Date : 19.10.2016 — Audio 65 min.

Peut-on savoir réellement lorsqu'on croit ? Peut-on croire réellement si l'on sait ? Ces deux questions qui relèvent du quotidien et dont la réponse paraît simple, ouvrent en réalité des interrogations auxquelles il n'est pas si aisé de répondre. Et cela d'autant plus que l'articulation entre foi et raison pose problème aujourd'hui et que l'affirmation publique des convictions paraît menacer l'objectivité de nos connaissances et la stabilité de notre vivre ensemble. La philosophie, à différentes époques, a pourtant cultivé cette articulation et elle s'est enrichie en la pratiquant, surtout à l'époque médiévale. En reprenant la métaphore attribuée à Bernard de Chartres par Jean de Salisbury : « nani sumus gigantum humeris insidentes », les philosophes du Moyen Âge témoignent en effet que le savoir dont on jouit ne serait pas possible sans la confiance qu'on accorde aux « géants » de la tradition, dont les « épaules », utilisées comme assise, permettent de « voir plus loin » par rapport à ceux-là même qui nous soutiennent.
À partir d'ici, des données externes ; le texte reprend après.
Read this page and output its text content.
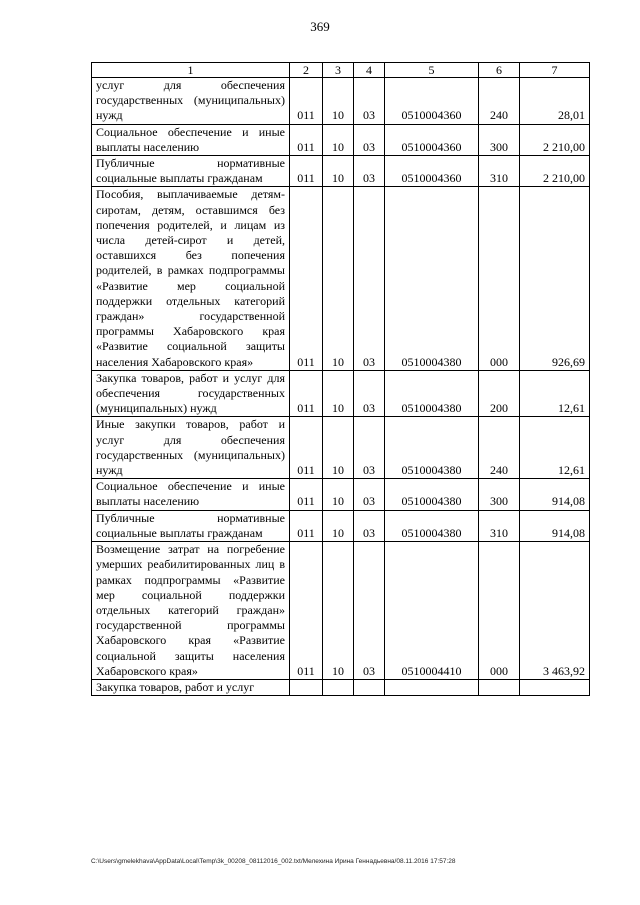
369
1	2	3	4	5	6	7
услуг для обеспечения государственных (муниципальных) нужд	011	10	03	0510004360	240	28,01
Социальное обеспечение и иные выплаты населению	011	10	03	0510004360	300	2 210,00
Публичные нормативные социальные выплаты гражданам	011	10	03	0510004360	310	2 210,00
Пособия, выплачиваемые детям-сиротам, детям, оставшимся без попечения родителей, и лицам из числа детей-сирот и детей, оставшихся без попечения родителей, в рамках подпрограммы «Развитие мер социальной поддержки отдельных категорий граждан» государственной программы Хабаровского края «Развитие социальной защиты населения Хабаровского края»	011	10	03	0510004380	000	926,69
Закупка товаров, работ и услуг для обеспечения государственных (муниципальных) нужд	011	10	03	0510004380	200	12,61
Иные закупки товаров, работ и услуг для обеспечения государственных (муниципальных) нужд	011	10	03	0510004380	240	12,61
Социальное обеспечение и иные выплаты населению	011	10	03	0510004380	300	914,08
Публичные нормативные социальные выплаты гражданам	011	10	03	0510004380	310	914,08
Возмещение затрат на погребение умерших реабилитированных лиц в рамках подпрограммы «Развитие мер социальной поддержки отдельных категорий граждан» государственной программы Хабаровского края «Развитие социальной защиты населения Хабаровского края»	011	10	03	0510004410	000	3 463,92
Закупка товаров, работ и услуг						
C:\Users\gmelekhava\AppData\Local\Temp\3k_00208_08112016_002.txt/Мелехина Ирина Геннадьевна/08.11.2016 17:57:28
L'historien de la philosophie Martin Grabmann, actif au début du XXe siècle, a montré que la pratique de cette articulation entre ratio et auctoritas fut à l'origine de la fécondité de la pensée médiévale, et qu'elle est au cœur de ce qu'il a appelé la « méthode scolastique ». En réinterrogeant les études de Martin Grabmann à propos de la méthode scolastique, ce cours souhaite d'une part mettre en évidence le fonctionnement de cette articulation entre savoir et croire, entre ratio et auctoritas, telle que les médiévaux l'ont pratiquée, et d'autre part vérifier si, aujourd'hui encore, l'exercice de cette articulation peut contribuer à la construction d'un vivre ensemble où les convictions, accueillies dans l'espace public et interrogées par la raison, pourraient valoir comme autant de traditions capables de nous conduire à « voir plus loin » que ceux qui nous ont précédés.